Hard real-time means software running in a system that only functions correctly if results are delivered before hard deadlines. This system is a combination of hardware and software. If we are writing software, we can control the software itself, and the configuration of the hardware, to some extent. When we look at any of the popular architectures for embedded real-time systems (Renesas RH850, NXP MPC5xxx, Arm Cortex or Infineon TriCore), we find many hardware acceleration features that work against the construction of a hard real-time system.

The Mismatch

Most hardware acceleration features have evolved from desktop/server designs, where optimization has largely focussed on throughput and not predictability, as can be seen in the following examples:

• Pipeline helps to parallelize instructions, but makes the execution time for a sequence of instructions dependent on the pipeline state.
• Cache helps to hide the delays of fetching code and data from slow memory, but it is hard to predict cache misses, when the full delay will be experienced.
• Burst Memory Accesses work with cache to hide the delay of fetching especially code from slow memory, but are affected by varying code alignment and cause other users of shared memory to be blocked for longer.
• Multi-core and DMA add processing power but create unpredictable contention for shared resources, such as shared memory.
• Branch Prediction usually helps to prefetch code to cache before the delays of slow memory stall the pipeline, but hardware branch prediction creates unpredictable behavior.

Two Approaches for Hard Real-Time Systems

I am aware of two, quite different, approaches for trying to build predictable, hard real-time systems on unpredictable hardware, discounting the approach of simply ignoring the problem and hoping that everything will be okay.

Worst-case Timing Analysis

With worst-case timing analysis, the system is modelled in a way that captures the longest possible delays for each unpredictable feature. If a branch can be mis-predicted, then we assume it will be mis-predicted. If a cache miss could possibly occur, then we will assume it does occur. Imagine we have a loop that performs 100 iterations of straight-line code (the only conditional branch is the loop termination condition). We assume that the first iteration fetches the loop instructions to cache and that we get the maximum number of interrupts that can possibly occur in the 100 iterations and that each interrupt evicts all the loop instruction cache lines.

The concept is that the system might perform better than the worst-case, but that will just lead to some harmless under-utilization of hardware.

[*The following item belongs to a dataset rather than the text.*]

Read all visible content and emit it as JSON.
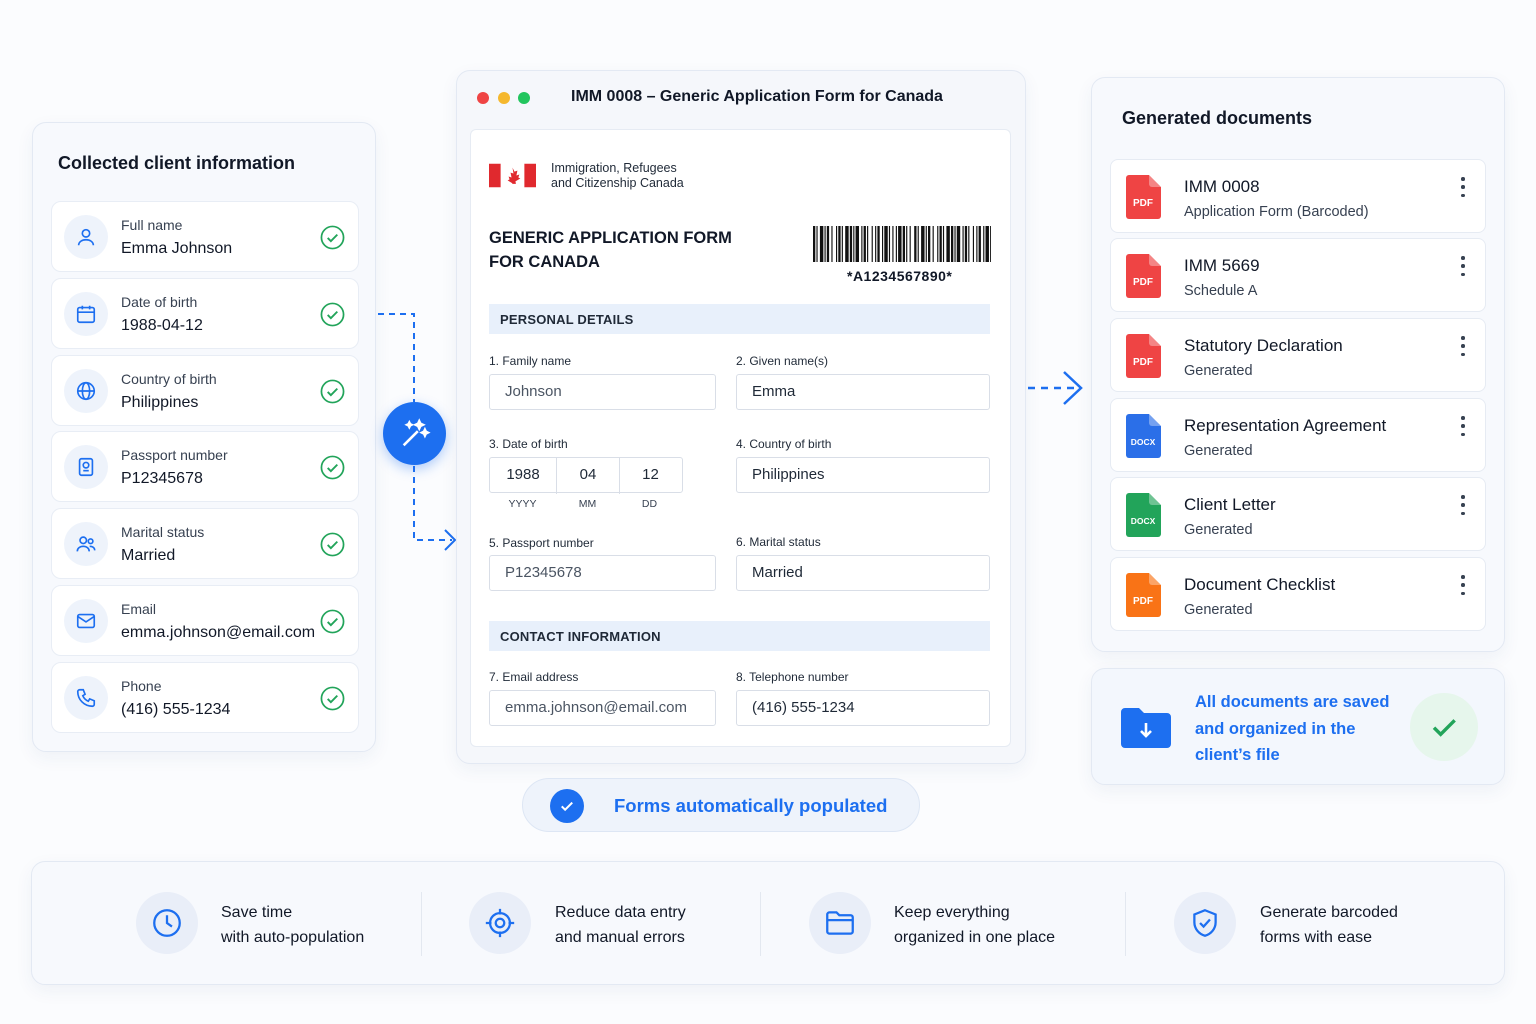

This concept worked relatively well with simple, single-core processors. With more complex pipelines and multi-core contention for shared resources, the worst-case approach often leads to extreme under-utilization of hardware. The system is safe, but no longer cost-effective. This problem has driven a search for an alternative.

Average Timing Analysis

With average timing analysis, the unpredictability of the system is not only accepted, it is embraced as a feature. Rather than trying to accommodate a worst-case that is incredibly unlikely, we build a system that tolerates very rare timing failures, and rather make the most of the probabilistic behavior. If a rare branch prediction failure occurs, we expect (but do not require) that a rare cache miss will not occur at exactly the same time. And when they do both occur at the same time, the system fails in a way that is acceptable at very low frequency.

Although it has some attractions, the average approach creates an obvious problem. We know that the system will experience failures that must be tested, but the failures occur too rarely to be explored in a normal system test. Somehow, we want to be able to provoke those failures under test conditions but never in the deployed system.